The poi was collected to represent some of the key moments and everyday life of then three-year-old Teina Davidson, who is part of Te Papa's collecting contemporary New Zealand childhood project. This is an ongoing project that includes children in the University of Auckland's Growing Up in New Zealand research.
This poi was made by visual artist Ngahina Hohaia. Hohaia was raised at Parihaka, in Taranaki. In the 1860s, the village was engaged in a campaign of non-violent resistance to European occupation of confiscated land. A government military operation invaded in 1881 with leaders Te Whiti o Rongomai and Tohu Kākahi imprisoned. Hohaia's work reflects on the pain and sorrow endured by the people of Parihaka.
This extract originally appeared in Te Ata o Tū The Shadow of Tūmatauenga: The New Zealand Wars Collections of Te Papa (Te Papa Press, 2024).
This extract was authored by Katie Cooper.
Ngahina Hohaia was raised at Parihaka and within the wider tribal communities of Taranaki. The influence of her upbringing is evident in many of her works, which speak defiantly back into the oppressive colonial history of Taranaki and the continuing impacts of the land confiscations on the descendants of Taranaki. Hohaia draws inspiration from the Taranaki tradition of poi manu – the ceremonial use of poi that maintains the rhythmic timing of recitation of whakapapa genealogy and karakia incantations while the movement of the poi carries the storyline.

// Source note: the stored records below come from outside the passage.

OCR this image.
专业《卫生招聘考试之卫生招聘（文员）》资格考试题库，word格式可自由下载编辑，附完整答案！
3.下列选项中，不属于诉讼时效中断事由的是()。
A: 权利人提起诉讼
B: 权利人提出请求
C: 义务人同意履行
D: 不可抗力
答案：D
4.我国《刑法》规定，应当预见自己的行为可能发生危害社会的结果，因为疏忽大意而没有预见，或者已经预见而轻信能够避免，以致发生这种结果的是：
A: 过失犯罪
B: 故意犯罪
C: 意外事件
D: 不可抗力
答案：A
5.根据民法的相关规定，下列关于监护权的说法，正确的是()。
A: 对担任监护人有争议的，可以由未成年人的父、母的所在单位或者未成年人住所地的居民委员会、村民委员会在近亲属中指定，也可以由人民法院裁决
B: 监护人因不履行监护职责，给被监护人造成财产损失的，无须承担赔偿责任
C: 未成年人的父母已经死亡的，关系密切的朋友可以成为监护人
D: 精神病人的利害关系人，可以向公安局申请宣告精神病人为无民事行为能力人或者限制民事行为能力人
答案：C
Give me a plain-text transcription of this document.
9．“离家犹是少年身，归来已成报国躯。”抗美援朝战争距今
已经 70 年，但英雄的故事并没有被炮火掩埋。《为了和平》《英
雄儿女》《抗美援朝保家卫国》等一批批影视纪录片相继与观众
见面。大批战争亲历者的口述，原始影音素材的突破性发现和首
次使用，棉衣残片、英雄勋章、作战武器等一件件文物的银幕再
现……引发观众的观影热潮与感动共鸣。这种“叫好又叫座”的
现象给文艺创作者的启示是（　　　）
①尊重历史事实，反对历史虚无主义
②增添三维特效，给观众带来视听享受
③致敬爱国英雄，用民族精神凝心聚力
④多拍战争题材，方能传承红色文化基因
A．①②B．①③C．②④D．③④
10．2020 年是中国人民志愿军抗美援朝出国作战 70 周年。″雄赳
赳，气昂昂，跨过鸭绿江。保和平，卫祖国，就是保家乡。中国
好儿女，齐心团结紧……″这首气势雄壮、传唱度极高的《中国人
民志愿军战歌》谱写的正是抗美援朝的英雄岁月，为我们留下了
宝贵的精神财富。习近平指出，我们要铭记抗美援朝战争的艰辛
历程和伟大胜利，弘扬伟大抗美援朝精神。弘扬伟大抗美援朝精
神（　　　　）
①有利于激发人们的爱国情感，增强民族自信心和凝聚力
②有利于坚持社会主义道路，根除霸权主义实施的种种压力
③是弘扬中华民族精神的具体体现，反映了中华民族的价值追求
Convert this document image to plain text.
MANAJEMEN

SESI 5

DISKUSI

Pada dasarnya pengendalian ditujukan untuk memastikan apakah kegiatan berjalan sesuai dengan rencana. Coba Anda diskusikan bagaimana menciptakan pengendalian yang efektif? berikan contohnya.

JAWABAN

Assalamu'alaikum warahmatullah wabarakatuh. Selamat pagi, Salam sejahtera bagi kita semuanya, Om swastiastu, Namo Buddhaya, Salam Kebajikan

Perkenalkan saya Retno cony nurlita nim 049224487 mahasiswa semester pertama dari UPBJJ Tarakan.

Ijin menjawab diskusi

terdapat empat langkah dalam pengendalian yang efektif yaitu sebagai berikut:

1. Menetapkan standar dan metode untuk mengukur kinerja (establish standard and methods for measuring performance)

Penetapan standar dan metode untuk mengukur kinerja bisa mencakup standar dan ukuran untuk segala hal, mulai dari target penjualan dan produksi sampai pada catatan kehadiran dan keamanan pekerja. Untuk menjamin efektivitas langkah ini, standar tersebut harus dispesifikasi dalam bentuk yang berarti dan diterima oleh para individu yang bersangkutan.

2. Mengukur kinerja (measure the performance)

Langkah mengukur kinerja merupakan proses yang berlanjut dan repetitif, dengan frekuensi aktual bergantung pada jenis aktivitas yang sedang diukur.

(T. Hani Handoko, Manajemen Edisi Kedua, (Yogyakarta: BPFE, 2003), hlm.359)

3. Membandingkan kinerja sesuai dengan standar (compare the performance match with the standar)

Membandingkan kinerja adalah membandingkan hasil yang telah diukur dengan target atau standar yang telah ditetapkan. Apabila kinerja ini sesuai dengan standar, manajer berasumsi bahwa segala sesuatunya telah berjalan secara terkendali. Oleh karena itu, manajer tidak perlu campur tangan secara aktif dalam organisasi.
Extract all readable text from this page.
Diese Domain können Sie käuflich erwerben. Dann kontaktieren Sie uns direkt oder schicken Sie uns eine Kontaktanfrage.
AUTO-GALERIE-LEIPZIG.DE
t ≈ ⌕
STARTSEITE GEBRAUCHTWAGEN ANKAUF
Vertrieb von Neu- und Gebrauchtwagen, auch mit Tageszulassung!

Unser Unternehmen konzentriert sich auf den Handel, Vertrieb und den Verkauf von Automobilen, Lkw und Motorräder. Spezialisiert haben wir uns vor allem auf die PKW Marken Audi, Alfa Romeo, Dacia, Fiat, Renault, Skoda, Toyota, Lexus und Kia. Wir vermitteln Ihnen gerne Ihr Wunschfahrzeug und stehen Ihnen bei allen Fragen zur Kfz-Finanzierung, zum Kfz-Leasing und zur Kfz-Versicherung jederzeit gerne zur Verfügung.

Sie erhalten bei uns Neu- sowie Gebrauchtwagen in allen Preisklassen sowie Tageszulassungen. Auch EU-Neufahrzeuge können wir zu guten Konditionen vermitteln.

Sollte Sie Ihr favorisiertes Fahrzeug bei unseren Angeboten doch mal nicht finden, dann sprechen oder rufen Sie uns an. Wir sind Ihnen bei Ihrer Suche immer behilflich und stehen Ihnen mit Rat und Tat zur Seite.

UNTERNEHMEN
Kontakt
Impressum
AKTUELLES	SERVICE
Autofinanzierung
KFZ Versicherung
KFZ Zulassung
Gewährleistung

Hohaia’s works are often shown en masse as large installations, the symbols on the poi creating an embroidered narrative drawn from the oral traditions of Parihaka.1 The shackled hands on this poi speak to histories of dispossession and colonial aggression, met with resilience and non-violent resistance. The poi is made from a recycled, 100 percent New Zealand wool blanket, a material Hohaia uses to reference the imbalance of wealth and power acquired through colonial violence. As Hohaia has written of her poi manu artworks, they ‘in part become a by-product of the New Zealand economy built on the alienation of Māori land’.2
1 As discussed by Raureti Te Huia, ‘Mobile Unit. Māori History’, Ngā Taonga Sound & Vision (ngataonga.org.nz/collections/ catalogue/catalogue-item?record_id=236113, accessed 22 March 2023).
2 See, for example, a discussion of the rūnanga at Kihikihi in Whetu o te Tau, 1 September 1858, p. 2.